"Demenzdorf" Tönebön: Leben in einer eigenen Welt
Immer mehr Menschen sind in den vergangenen Jahren dement geworden. Trotzdem fehlen geeignete Pflegeeinrichtungen. In Niedersachsen hat am 13. März 2014 Deutschlands erstes "Demenzdorf" eröffnet: Tönebön am See.
Auf dem ehemaligen Ziegeleigelände des Stifters Julius Tönebön entsteht 2014 am Stadtrand von Hameln auf 18.000 Quadratmetern ein Ort für pflegebedürftige Menschen mit Demenz.
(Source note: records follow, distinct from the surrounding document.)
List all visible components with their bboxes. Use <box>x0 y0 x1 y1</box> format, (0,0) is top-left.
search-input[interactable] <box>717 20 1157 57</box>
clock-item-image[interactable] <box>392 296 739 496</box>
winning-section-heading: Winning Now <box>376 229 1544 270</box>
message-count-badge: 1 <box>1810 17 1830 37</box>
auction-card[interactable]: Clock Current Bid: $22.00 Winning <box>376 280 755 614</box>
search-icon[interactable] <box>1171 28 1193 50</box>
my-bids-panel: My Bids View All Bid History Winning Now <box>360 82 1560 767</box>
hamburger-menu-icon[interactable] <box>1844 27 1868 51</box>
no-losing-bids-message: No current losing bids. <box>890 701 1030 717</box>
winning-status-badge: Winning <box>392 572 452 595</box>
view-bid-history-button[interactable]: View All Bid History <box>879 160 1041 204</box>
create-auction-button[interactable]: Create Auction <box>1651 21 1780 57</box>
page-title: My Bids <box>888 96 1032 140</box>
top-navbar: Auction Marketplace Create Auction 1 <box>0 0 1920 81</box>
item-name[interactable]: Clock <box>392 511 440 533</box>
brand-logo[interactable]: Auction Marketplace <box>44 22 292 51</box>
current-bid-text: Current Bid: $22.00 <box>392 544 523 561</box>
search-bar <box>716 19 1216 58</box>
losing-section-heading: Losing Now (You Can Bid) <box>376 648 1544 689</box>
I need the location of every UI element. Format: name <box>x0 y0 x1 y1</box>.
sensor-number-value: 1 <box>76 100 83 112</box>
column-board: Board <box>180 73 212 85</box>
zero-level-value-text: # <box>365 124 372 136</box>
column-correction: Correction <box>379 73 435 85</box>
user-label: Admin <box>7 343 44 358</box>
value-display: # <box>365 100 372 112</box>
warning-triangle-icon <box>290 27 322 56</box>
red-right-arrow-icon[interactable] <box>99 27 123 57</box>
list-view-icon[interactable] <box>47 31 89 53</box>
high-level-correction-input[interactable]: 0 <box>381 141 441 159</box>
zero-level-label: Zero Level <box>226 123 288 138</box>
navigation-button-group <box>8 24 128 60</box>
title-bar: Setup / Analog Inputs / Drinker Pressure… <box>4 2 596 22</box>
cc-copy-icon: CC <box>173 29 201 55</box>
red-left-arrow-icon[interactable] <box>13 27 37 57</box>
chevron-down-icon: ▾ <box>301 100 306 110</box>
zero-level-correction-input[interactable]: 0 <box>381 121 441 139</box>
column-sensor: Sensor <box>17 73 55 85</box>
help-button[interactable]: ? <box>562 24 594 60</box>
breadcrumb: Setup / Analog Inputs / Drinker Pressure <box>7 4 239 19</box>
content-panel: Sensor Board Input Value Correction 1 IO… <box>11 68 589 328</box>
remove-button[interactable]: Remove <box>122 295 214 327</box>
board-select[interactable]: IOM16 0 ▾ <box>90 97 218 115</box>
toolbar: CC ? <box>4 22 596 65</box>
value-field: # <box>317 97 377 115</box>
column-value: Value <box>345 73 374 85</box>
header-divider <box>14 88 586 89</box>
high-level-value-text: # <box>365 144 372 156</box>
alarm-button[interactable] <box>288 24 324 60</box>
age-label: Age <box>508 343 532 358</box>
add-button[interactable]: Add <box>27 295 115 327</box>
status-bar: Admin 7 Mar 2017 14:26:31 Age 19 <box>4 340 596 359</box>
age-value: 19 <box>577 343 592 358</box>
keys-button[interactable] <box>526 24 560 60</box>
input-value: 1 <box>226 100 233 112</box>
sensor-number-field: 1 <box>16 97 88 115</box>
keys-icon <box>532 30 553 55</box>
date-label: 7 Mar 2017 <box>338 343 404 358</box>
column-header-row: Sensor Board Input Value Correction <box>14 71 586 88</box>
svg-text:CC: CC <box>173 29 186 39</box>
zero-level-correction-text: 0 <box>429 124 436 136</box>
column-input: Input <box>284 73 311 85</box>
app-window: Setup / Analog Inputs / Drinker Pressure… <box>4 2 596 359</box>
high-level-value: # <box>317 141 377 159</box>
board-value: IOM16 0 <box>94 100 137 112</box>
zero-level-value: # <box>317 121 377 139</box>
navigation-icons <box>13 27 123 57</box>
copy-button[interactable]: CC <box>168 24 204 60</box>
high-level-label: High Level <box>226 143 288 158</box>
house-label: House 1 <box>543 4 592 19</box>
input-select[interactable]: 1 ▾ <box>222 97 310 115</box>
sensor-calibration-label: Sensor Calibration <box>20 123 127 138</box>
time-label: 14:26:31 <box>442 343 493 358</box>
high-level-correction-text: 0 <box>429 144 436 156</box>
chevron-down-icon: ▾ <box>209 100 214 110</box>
Das Geld für das Sechs-Millionen-Euro-Projekt kommt aus dem Stiftungsvermögen von Tönebön, in Hameln auch bekannt als "Graf Backstein". Nach dem Tod des kinderlosen Guts- und Ziegelei-Besitzers im Juli 1940 fließt dessen Vermögen in die nach ihm benannte Stiftung. Seit ihrer Gründung im Jahr 1941 finanziert sie in Hameln mehrere Einrichtungen der Altenhilfe.
Überschaubare Lebenswelt für Menschen mit Demenz
Helle Räume, freundliche Farben, große Fenster, weitläufiger Garten: So empfängt das "Demenzdorf" 2014 die ersten vier Bewohnerinnen und Bewohner. Alle Wege führen in den Innenhof der Anlage. Sich zu verlaufen, ist also ausgeschlossen. Es ist genug Platz für die Bewohnerinnen und Bewohner, dennoch ist Tönebön eine überschaubare Lebenswelt, ausgerichtet auf die spezifischen Bedürfnisse. Nach und nach ziehen immer mehr Menschen mit demenziellen Erkrankungen in eines der vier ebenerdigen Häuser, die auch als "Villen" bezeichnet werden, ein. In jeder Hausgemeinschaft gibt es 12 bis 13 Einzelzimmer mit Bad. Eine Küche und ein Wohnzimmer gehören zu jeder Einheit. So können die Wohneinheiten als eigenständige Haushalte geführt werden. Auf dem Gelände gibt es Einrichtungen wie einen kleinen Supermarkt, einen Friseursalon, ein Fitnessstudio und ein Café. Nach innen bietet das "Demenzdorf" ein Stück Freiheit, nach außen einen Zaun als Abgrenzung.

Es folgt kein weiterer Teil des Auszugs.